The external plate load resistor works against the internal plate resistance of the tube to define the resulting voltage gain of the tube, which is generally less than the published amplification factor of the tube. That's because to have measured voltage gain equal to mu, the plate load resistor would have to be infinitely large, but that also require infinitely-large supply voltage.

In practice, we shoot for a plate load resistor 2-5 times bigger than the internal plate resistance of the tube at the chosen operating point. More than this results in diminishing returns unless you resort to trickery like using a solid-state device as an active plate load.
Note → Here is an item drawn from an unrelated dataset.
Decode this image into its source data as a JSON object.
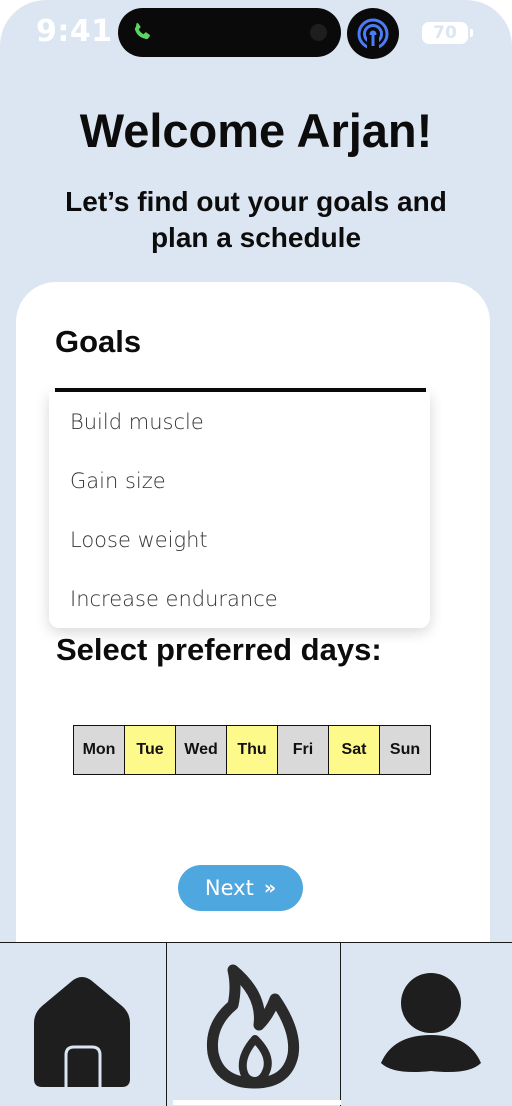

Carrying this further, pretend the coupling cap (Cc2 in the figure) is replaced with a piece of wire. Now the plate load resistor RL1 is in parallel with the grid resistor of the following stage, Rg2, which reduces the effective value of the plate load and reduces the measured voltage gain. We generally pick Rg2 to be 2-5 times bigger than the previous stage's plate load resistor to minimize its effect. There is a limit given by manufacturers for how big a grid resistor can be before leading to problems due to grid current.

A design procedure might then be pick the biggest allowable grid resistor Rg2 for the following stage. Divide that value by 4-5 and use this value for your plate load resistor. Draw a loadline with the available supply voltage for the stage, then select a first-guess likely good idle point. Calculate the internal plate resistance at this operating point, then check against the value of selected plate load resistor. Ensure the plate load is several times bigger than internal plate resistance, then use the formula to predict the gain of the stage. If everything checks out, use the chosen bias point's grid voltage and plate current to calculate the needed cathode resistor. Use a bypass cap which fully bypasses the cathode resistance and parallel tube resistance at the lowest frequency of interest to ensure you get the full gain predicted by the formula.

[Gary_S]

Thanks guys for the replies. I've been reading them all. It was just a bit confusing because i'm reading (or should i say re-reading because i've been poring over it a lot) the fundamentals of amplification bit the first chapter and studying the load line diagrams.

HBP: that helped me a lot with the diagram.

Thanks folks. It's pretty complicated, the amplification process going on, with AC signal voltages getting superimposed on to DC voltages and then working out how the tube is processing it all. It's not an easy study, it's hard work.   But it's very satisfying and enjoyable to learn.

[HotBluePlates]

... It's pretty complicated, the amplification process going on, with AC signal voltages getting superimposed on to DC voltages ...

The ocean is at sea level, which is interpreted as one specific elevation, all the time. (d.c.) We might describe the heights of mountains as so many feet above sea level.

But the sea itself has waves, sometime small, sometimes big. (a.c.)

If sea level is some steady median value as though the waves didn't exist, you might imagine the waves were fluctuations in water height above and below the median sea level. (a.c. superimposed on d.c.)

When thinking about tube audio circuits, it's usually helpful to simplify and think only in terms of sea level, and at other times only in terms of waves, as though the other didn't exist. That helps you understand each individually, and makes the process of seeing how they work together seem much less complicated.

[Gary_S]

Cheers HBP. A nice way to think of it and makes sense. I tell you reading Merlin's book has already opened my mind a lot to what's going on in those triodes. Before i started reading and studying it i didn't think it was possible to have AC and DC going to the same spot and being superimposed on one another!!!!

Think it's best to do what you say and think more in terms of DC, as thinking of the two and trying to keep track of them both is confusing at first!!!!